I frutti dell’incontro di ieri pomeriggio in Vaticano fra papa Francesco e Volodymyr Zelensky, se ci saranno, si vedranno nelle prossime settimane o nei prossimi mesi. Del più importante fra gli appuntamenti romani del presidente ucraino – quaranta minuti di colloquio con il papa e mezz’ora con monsignor Paul Gallagher, il “ministro degli esteri” della Santa sede – sono infatti emerse due narrazioni piuttosto diverse, che evidenziano posizioni decisamente distanti, quasi inconciliabili.

I TEMI DEL COLLOQUIO fra Bergoglio e Zelensky «sono riferibili alla situazione umanitaria e politica dell’Ucraina provocata dalla guerra in corso», ha fatto sapere una comunicazione ai giornalisti della sala stampa vaticana, diffusa pochi minuti dopo che il presidente ucraino aveva lasciato il Vaticano.

«Il papa ha assicurato la sua preghiera costante, testimoniata dai suoi tanti appelli pubblici e dall’invocazione continua al Signore per la pace, fin dal febbraio dello scorso anno – ha aggiunto la nota -. Entrambi hanno convenuto sulla necessità di continuare gli sforzi umanitari a sostegno della popolazione. Il papa ha sottolineato in particolare la necessità urgente di gesti di umanità nei confronti delle persone più fragili, vittime innocenti del conflitto».

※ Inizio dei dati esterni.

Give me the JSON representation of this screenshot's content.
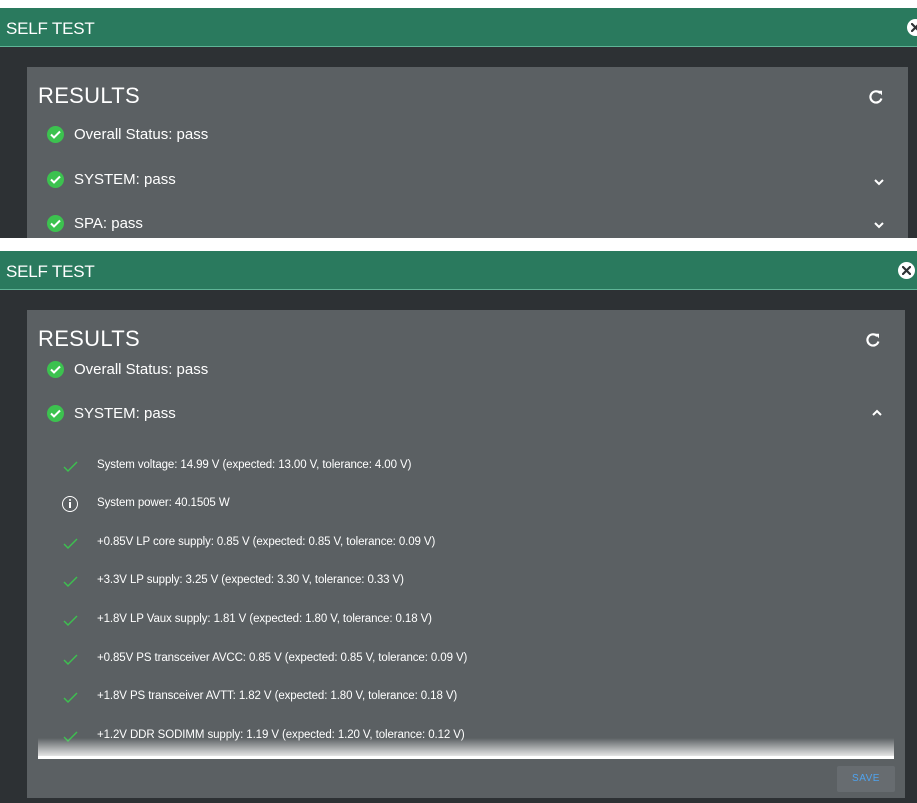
{
  "colors": {
    "title_bar": "#2a7a5e",
    "window_bg": "#2d3134",
    "panel_bg": "#5b6063",
    "pass_green": "#3cc24f",
    "save_text": "#4fa3ee"
  },
  "collapsed_view": {
    "window": {
      "title": "SELF TEST",
      "close_icon": "close-circle-icon"
    },
    "results": {
      "heading": "RESULTS",
      "refresh_icon": "refresh-icon",
      "overall_status": "Overall Status: pass",
      "sections": [
        {
          "label": "SYSTEM: pass",
          "expanded": false,
          "chevron": "chevron-down-icon"
        },
        {
          "label": "SPA: pass",
          "expanded": false,
          "chevron": "chevron-down-icon"
        }
      ]
    }
  },
  "expanded_view": {
    "window": {
      "title": "SELF TEST",
      "close_icon": "close-circle-icon"
    },
    "results": {
      "heading": "RESULTS",
      "refresh_icon": "refresh-icon",
      "overall_status": "Overall Status: pass",
      "system_section": {
        "label": "SYSTEM: pass",
        "expanded": true,
        "chevron": "chevron-up-icon",
        "items": [
          {
            "icon": "check-icon",
            "text": "System voltage: 14.99 V (expected: 13.00 V, tolerance: 4.00 V)"
          },
          {
            "icon": "info-icon",
            "text": "System power: 40.1505 W"
          },
          {
            "icon": "check-icon",
            "text": "+0.85V LP core supply: 0.85 V (expected: 0.85 V, tolerance: 0.09 V)"
          },
          {
            "icon": "check-icon",
            "text": "+3.3V LP supply: 3.25 V (expected: 3.30 V, tolerance: 0.33 V)"
          },
          {
            "icon": "check-icon",
            "text": "+1.8V LP Vaux supply: 1.81 V (expected: 1.80 V, tolerance: 0.18 V)"
          },
          {
            "icon": "check-icon",
            "text": "+0.85V PS transceiver AVCC: 0.85 V (expected: 0.85 V, tolerance: 0.09 V)"
          },
          {
            "icon": "check-icon",
            "text": "+1.8V PS transceiver AVTT: 1.82 V (expected: 1.80 V, tolerance: 0.18 V)"
          },
          {
            "icon": "check-icon",
            "text": "+1.2V DDR SODIMM supply: 1.19 V (expected: 1.20 V, tolerance: 0.12 V)"
          }
        ]
      },
      "save_label": "SAVE"
    }
  }
}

Nell’incontro con Gallagher – il cardinale segretario di stato Pietro Parolin non c’era perché si trovava a Fatima per l’anniversario delle apparizione mariane – si è parlato soprattutto della guerra in Ucraina, delle «urgenze collegate ad essa, in particolare quelle di natura umanitaria», e della «necessità di continuare gli sforzi per raggiungere la pace», ha informato il comunicato ufficiale vaticano . Ma anche di «alcune questioni bilaterali, relative soprattutto alla vita della Chiesa cattolica nel Paese».

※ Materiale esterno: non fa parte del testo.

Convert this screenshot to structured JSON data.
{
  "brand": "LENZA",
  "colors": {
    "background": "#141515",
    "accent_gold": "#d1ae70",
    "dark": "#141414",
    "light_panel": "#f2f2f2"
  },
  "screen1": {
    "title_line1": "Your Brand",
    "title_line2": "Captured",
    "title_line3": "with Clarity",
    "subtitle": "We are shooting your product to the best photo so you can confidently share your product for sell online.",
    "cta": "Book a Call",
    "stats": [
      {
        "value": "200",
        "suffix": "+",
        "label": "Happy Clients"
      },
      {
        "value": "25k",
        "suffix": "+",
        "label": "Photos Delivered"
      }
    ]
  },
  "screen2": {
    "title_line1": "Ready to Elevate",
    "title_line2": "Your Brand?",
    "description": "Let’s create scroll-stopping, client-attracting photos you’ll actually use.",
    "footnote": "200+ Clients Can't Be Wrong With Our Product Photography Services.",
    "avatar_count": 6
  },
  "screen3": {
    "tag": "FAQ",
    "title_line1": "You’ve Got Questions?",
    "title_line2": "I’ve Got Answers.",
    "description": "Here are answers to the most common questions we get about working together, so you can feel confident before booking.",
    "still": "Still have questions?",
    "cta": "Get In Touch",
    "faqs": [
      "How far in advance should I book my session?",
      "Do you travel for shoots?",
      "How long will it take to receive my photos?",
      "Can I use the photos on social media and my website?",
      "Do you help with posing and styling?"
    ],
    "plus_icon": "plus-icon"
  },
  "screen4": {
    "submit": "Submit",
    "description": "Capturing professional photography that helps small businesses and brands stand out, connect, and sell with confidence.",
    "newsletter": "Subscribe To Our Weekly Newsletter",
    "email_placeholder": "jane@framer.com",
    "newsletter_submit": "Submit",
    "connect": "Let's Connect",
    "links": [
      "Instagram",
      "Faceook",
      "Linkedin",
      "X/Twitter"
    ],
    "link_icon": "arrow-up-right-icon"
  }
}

DIVERSA LA RICOSTRUZIONE di Zelensky, affidata al proprio profilo Twitter: «Ho incontrato papa Francesco. Gli sono grato per la sua personale attenzione alla tragedia di milioni di ucraini, ha anche sottolineato le decine di migliaia di bambini deportati: dobbiamo fare ogni sforzo per riportarli a casa. Inoltre, gli ho chiesto di condannare i crimini russi in Ucraina, perché non ci può essere uguaglianza tra la vittima e l’aggressore.

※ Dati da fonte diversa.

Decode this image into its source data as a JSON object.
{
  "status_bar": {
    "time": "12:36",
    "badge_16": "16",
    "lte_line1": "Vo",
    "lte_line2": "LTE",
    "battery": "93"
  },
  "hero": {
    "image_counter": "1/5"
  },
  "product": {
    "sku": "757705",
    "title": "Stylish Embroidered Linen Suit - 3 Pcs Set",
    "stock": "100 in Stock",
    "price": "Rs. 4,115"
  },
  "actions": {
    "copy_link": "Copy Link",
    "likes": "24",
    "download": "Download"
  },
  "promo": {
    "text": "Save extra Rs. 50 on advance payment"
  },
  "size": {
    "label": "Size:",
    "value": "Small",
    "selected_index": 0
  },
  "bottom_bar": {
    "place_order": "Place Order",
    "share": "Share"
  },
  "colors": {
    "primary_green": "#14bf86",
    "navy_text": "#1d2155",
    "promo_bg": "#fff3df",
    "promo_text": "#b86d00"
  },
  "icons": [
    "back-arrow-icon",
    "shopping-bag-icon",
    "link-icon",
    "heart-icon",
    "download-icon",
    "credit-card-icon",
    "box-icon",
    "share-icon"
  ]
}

Ho anche parlato della nostra formula di pace come unico algoritmo efficace per raggiungere una pace giusta». Poi in serata, intervenendo in diretta a un’edizione speciale di Porta a porta condotta da Bruno Vespa dalla terrazza del Vittoriano, il presidente ucraino è stato ancora più esplicito: «Per me è stato un onore incontrare sua santità, però lui conosce la mia posizione: la guerra è in Ucraina, quindi il piano di pace deve essere dell’Ucraina.

Siamo molto interessati a coinvolgere il Vaticano nella nostra formula di pace». E ancora: «Con tutto il rispetto per il papa, noi non abbiamo bisogno di un mediatore fra Ucraina e uno Stato aggressore. Non si può fare una mediazione con Putin. Vogliamo una pace giusta per l’Ucraina, quindi invitiamo il pontefice a lavorare al nostro piano».

POSIZIONI DISTANTI, quindi, che sono emerse anche nel tradizionale scambio dei doni: una scultura in rame che rappresenta un ramoscello d’ulivo e alcuni testi sulla pace e sulla fratellanza umana da parte del papa, un’icona della Madonna dipinta sulla piastra di un giubbotto antiproiettile da parte di Zelensky.

E soprattutto che sono evidenti nei diversi piani di pace: quello ucraino, in dieci punti, che prevede fra l’altro il ritorno ai confini del 1991; e quello della Santa sede (presentato nel settembre 2022 all’Accademia pontificia delle scienze), in sette punti, che invece immagina una sorta di status speciale per la Crimea e l’autonomia (all’interno dell’Ucraina) delle regioni di Lugansk e Donetsk. La via per la pace non sembra proprio passare per il Vaticano. Almeno per il momento.